The force fields used in MD simulations are described in detail. The document specifies that the force on particle $i$ is $F_i = - \frac{\partial U}{\partial r_i}$, where $U$ is the energy and $r_i$ is the position. The total potential energy is:

$$U_{total} = U_{bonded} + U_{non-bonded} + U_{crossterm}$$

• $U_{bonded}$ includes $U_{bond}$, $U_{angle}$, and $U_{dihedral}$.
• $U_{non-bonded}$ includes $U_{Coulomb}$ and $U_{Van der Waals}$.

The document provides equations for each of these energy terms, such as:

• Bonds: $U(r ) = \tfrac{1}{2} k_b (r-r_0)^2$
  • $U(r)$ is the potential energy of the bond.
  • $k_b$ is the force constant of the bond.
  • $r$ is the length of the bond.
  • $r_0$ is the equilibrium length of the bond.
• Coulomb: $$U(r_{i j} ) = \frac{\epsilon_0 ( q_i \cdot q_j ) }{ r_{i j} }$$
  • $U(r_{ij})$ is the electrostatic potential energy between atoms $i$ and $j$.
  • $\epsilon_0$ is Coulomb's constant.
  • $q_i$ and $q_j$ are the partial charges of atoms $i$ and $j$, respectively.
  • $r_{ij}$ is the distance between atoms $i$ and $j$.

The Verlet integration scheme, a numerical method based on a Taylor expansion used to integrate the equations of motion in MD simulations, is presented.

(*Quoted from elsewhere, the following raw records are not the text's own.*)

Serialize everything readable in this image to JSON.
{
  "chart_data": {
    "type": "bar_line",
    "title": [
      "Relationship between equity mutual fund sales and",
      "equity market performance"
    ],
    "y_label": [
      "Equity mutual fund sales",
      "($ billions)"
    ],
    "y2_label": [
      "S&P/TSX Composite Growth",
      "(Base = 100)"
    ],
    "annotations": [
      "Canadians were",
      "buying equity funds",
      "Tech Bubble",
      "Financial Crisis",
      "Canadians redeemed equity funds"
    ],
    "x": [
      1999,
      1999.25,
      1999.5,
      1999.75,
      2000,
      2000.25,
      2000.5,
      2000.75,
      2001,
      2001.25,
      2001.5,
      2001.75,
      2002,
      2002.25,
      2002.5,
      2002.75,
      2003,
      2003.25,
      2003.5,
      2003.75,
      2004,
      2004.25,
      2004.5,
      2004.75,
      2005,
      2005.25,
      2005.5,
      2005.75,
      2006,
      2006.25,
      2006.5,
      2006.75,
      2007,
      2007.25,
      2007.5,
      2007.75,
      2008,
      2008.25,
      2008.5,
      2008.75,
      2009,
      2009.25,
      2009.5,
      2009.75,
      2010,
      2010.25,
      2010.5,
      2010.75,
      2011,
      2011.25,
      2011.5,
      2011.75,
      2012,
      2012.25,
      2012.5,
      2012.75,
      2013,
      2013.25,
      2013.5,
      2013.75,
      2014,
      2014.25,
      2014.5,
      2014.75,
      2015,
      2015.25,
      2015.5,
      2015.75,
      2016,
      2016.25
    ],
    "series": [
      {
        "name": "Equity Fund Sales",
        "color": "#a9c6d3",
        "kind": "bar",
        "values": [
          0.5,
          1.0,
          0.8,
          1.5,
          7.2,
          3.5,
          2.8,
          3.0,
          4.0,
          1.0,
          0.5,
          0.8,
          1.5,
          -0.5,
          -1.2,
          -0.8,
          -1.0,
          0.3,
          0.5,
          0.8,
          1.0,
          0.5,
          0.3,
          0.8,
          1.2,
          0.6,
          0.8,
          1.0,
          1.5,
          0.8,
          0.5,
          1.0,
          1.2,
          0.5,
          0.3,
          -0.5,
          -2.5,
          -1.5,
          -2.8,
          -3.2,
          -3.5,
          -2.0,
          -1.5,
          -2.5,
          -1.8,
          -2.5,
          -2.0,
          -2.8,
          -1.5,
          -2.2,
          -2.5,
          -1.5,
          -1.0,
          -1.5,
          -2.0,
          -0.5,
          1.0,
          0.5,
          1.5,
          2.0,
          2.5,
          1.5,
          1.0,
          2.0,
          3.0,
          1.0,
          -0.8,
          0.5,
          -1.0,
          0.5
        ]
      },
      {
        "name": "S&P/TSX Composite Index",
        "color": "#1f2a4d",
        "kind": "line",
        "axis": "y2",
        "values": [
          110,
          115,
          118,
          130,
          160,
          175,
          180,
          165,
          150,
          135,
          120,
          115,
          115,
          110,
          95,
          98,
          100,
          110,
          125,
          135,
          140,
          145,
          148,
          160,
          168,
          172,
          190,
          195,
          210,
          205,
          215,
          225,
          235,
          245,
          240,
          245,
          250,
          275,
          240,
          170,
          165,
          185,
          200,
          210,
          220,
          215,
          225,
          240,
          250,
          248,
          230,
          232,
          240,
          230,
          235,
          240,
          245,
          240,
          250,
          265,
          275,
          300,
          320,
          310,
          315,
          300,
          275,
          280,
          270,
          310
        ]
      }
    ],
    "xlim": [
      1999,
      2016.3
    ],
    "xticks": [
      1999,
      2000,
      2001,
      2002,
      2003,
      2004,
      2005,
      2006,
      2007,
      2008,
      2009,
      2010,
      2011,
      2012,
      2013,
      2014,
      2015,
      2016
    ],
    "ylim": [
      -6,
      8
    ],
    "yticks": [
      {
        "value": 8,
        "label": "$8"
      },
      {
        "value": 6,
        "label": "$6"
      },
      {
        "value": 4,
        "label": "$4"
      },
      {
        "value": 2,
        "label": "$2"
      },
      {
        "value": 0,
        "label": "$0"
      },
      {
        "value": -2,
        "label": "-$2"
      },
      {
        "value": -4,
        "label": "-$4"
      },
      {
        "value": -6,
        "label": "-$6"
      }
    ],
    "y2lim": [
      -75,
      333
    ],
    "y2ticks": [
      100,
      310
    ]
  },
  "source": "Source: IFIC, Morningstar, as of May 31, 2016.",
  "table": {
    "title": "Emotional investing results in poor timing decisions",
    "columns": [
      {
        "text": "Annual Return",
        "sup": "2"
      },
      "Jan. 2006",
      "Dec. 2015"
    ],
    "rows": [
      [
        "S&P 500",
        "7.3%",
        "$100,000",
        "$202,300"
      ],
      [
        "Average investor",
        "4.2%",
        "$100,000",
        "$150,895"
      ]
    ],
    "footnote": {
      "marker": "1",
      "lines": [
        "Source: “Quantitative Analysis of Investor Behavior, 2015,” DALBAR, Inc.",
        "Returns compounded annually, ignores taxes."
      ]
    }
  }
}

The document also discusses the concept of convergence in molecular simulations, and introduces techniques such as umbrella sampling and replica exchange molecular dynamics (REMD) to enhance sampling. REMD involves running multiple replicas of the system at different temperatures to overcome energy barriers.

A case paper is presented where MD simulations were used to optimize a homology model of the enzyme Styrene mono-oxygenase (SMO). Essential Dynamics (ED) analysis was employed to track the progress of the simulations.